Eine Person steht in ihrem Wohnzimmer.

Sein Himmel hängt voller Gitarren: Rock-’n’-Roller Kalle ­Kalkowski Foto: Holger Groß

Ein kleines Haus.

Draußen, janz weit draußen: Aus dem Berliner Zentrum zog Kalkowski an den Rand der Stadt, nach Spandau Foto: Holger Groß

Kalle Kalkowski steht auf zwei Beinen. Mit dem einen steckt er in der Dispersionsfarbe mit dem anderen in der Musik.

Draußen: Am Rande von Berlin, wo die Seen Scharfe Lanke heißen und die Stadtviertel Pichelsdorf, da ist Kalle Kalkowskis Haus. Ein Hügel mit Lavendelbüschen, drei hohe Tannen und die fabelhaften Terrakottawesen eines verstorbenen Bildhauers stehen davor.

Drinnen: Vor fünfzehn Jahren begann Kalkowski damit, seine Wohnung in Berlin-Neukölln leerzuräumen und das Haus am Stadtrand zu füllen – mit Bildern des Berliner Malers Kurt Mühlenhaupt, einem skandinavischen Straßenschild mit Elch, einer alten Reklame für Fender-Gitarren, und vielem mehr. Im Zimmer unterm Dach mit dem Sofa, dem Schreibtisch und den Regalen voller Akten, CDs und Schallplatten hängen persönliche Erinnerungen an den Wänden, Fotografien und ein Plakat vom Auftritt der Stones 1965 in der Waldbühne. Kalkowski war damals dabei. „Es war geil!“

Vorbilder: Kalkowski steht da wie Elvis – in Blümchenhemd und Jeans und mit langen spitzen Schuhen. Neben ihm an einem Holzpfeiler hängen vier Elektrogitarren. Vier von „vielleicht achtzig.“ Eine hat er abgeben müssen. Der Freund, der das Geländer für die Treppe ins Dachgeschoss baute, wollte zum Dank seine Les Paul, eine Legende. Das Treppengeländer besteht aus fünf stählernen Notenlinien. Nur die Noten fehlen. Achtel würden passen, wie im alten Rock ’n’ Roll, den Kowalski so gerne spielt.

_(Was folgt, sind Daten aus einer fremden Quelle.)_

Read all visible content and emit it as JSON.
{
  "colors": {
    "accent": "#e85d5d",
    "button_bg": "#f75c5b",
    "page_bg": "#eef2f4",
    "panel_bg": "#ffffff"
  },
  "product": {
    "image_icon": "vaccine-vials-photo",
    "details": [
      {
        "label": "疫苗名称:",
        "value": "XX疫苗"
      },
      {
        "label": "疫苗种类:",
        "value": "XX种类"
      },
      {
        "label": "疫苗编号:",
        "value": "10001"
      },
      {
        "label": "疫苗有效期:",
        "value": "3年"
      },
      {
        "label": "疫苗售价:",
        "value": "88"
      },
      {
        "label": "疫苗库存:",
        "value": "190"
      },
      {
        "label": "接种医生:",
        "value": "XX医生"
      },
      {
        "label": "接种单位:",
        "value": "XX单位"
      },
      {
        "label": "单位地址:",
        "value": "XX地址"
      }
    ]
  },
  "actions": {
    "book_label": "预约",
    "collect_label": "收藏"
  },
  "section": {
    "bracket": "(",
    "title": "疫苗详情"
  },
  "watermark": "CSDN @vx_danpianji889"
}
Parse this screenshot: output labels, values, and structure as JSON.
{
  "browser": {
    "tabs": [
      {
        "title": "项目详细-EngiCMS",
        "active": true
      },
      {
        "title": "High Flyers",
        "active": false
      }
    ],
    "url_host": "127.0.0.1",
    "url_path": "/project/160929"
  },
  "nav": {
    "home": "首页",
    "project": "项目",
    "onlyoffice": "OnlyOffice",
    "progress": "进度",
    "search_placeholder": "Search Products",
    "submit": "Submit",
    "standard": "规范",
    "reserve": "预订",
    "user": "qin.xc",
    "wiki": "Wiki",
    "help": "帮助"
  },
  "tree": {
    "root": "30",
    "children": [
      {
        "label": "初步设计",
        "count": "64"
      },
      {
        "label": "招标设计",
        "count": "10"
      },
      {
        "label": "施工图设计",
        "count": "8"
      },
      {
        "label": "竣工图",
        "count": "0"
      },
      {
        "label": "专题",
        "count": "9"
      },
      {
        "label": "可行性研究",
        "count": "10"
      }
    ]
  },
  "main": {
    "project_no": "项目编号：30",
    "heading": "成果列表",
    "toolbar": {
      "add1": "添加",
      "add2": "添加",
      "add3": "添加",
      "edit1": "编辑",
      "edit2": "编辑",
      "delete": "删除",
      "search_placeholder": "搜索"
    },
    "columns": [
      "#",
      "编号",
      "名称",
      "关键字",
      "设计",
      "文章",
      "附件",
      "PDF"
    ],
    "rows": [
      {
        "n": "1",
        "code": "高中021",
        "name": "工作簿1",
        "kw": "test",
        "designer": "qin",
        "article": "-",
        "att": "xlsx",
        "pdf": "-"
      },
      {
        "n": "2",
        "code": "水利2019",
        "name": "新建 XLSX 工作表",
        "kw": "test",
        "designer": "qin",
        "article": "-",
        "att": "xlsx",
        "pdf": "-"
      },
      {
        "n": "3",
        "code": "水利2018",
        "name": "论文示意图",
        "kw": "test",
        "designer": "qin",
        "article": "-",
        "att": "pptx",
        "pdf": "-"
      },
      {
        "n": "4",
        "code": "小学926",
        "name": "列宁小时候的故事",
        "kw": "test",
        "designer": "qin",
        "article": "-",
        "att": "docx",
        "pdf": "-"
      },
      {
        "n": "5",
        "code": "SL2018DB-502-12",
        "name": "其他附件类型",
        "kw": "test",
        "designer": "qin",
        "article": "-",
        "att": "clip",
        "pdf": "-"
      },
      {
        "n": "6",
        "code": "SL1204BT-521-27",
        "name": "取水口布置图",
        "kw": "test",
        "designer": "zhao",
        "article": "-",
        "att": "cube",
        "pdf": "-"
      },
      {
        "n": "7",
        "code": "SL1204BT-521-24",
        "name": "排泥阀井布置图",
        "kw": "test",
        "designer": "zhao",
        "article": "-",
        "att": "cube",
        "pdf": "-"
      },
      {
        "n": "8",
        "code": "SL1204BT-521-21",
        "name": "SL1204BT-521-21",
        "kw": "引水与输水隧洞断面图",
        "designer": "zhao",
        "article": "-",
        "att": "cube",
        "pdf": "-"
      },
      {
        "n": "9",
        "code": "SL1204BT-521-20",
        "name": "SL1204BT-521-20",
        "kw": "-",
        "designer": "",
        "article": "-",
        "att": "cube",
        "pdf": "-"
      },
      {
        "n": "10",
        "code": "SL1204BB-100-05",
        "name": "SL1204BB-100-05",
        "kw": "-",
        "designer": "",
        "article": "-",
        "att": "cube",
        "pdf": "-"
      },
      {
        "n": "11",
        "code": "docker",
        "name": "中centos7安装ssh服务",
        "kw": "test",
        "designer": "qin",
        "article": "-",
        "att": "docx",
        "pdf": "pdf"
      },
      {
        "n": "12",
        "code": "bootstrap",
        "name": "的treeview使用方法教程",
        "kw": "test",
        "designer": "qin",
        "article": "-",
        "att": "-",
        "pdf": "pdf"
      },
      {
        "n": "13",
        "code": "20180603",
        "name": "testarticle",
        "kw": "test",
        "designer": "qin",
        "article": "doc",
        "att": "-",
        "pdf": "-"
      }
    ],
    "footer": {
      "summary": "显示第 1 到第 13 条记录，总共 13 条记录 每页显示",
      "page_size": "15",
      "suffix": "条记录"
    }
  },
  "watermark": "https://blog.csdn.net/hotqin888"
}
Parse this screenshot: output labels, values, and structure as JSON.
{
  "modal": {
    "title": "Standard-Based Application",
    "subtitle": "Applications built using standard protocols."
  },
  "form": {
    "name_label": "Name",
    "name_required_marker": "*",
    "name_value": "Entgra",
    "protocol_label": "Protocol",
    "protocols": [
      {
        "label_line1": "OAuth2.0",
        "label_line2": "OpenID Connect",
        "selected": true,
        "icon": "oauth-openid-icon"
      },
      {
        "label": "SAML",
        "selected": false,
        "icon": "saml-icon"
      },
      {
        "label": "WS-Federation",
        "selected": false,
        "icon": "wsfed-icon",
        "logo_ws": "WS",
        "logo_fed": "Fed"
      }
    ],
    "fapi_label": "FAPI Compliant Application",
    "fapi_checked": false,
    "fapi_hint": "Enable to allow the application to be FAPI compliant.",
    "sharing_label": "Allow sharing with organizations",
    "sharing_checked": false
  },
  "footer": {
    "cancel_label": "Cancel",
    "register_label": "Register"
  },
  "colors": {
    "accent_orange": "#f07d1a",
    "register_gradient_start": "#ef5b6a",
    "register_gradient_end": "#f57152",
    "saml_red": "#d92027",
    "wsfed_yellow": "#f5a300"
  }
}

Rock ’n’ Roll: Dieser Sound halte ihn jung und am Leben, sagt er. Auf der Bühne, im verrauchten Lokal, wenn sie „Hey Joe“ spielen, wenn die Gitarre das Klirren der Biergläser und das Klickern der Billardkugel übertönt und dieses ewige Gequatsche der Leute, dann spüre er die Knochen nicht mehr. Erst wenn der Wirt nach der vierten Zugabe wegen der Nachbarn den Stecker der Verstärker zieht und er sich nach dem Kabel bücken muss, sagt er: „Oh, jetzt spür ich aber doch, dass ich 74 geworden bin.“

Die Schulband: Angefangen hat das mit dem Rock ’n’ Roll mit Detlef, dem Kumpel im Haus. Der hatte eine Gitarre, während Kalkowski noch mit Kleiderbügeln auf die Pappe der Priltrommeln eindrosch. Irgendwann waren sie zu dritt, probten in der Schulaula, wo ein echtes Schlagzeug stand. Sie nannten sich die „Urchins“. „Keene Ahnung, was das heißen sollte“, sagt Kalkowski. In derselben Schule probten die stadtbekannten Screaming Butlers. Als deren Schlagzeuger genug hatte, bot er Kalkowski seinen Platz in ihrer Band an. Plus Schlagzeug. Für 1.000 Mark. „Das war ’ne Menge Geld für ’nen Malerlehrling.“

Lange Haare: „Mutti, bitte, bitte …“ – Doch dann fehlten immer noch 900 Mark. Also ging Malerlehrling Kalkowski zum Malermeister Lähkamp: „Herr Lähkamp, könnten Sie mir 900 Mark leihen?“ Lähkamp nickte und wollte monatlich 95 Mark vom Lohn abziehen. „Aber er hat mir das meiste erlassen. Der mochte mich.“ Wenn die Maurer auf dem Bau wegen Kalkowskis langer Haare meckerten, sagte er: „Der macht Musik! Der braucht det! Der muss so aussehen!“ So wurde Kalle Kalkowski zum trommelnden Malermeister.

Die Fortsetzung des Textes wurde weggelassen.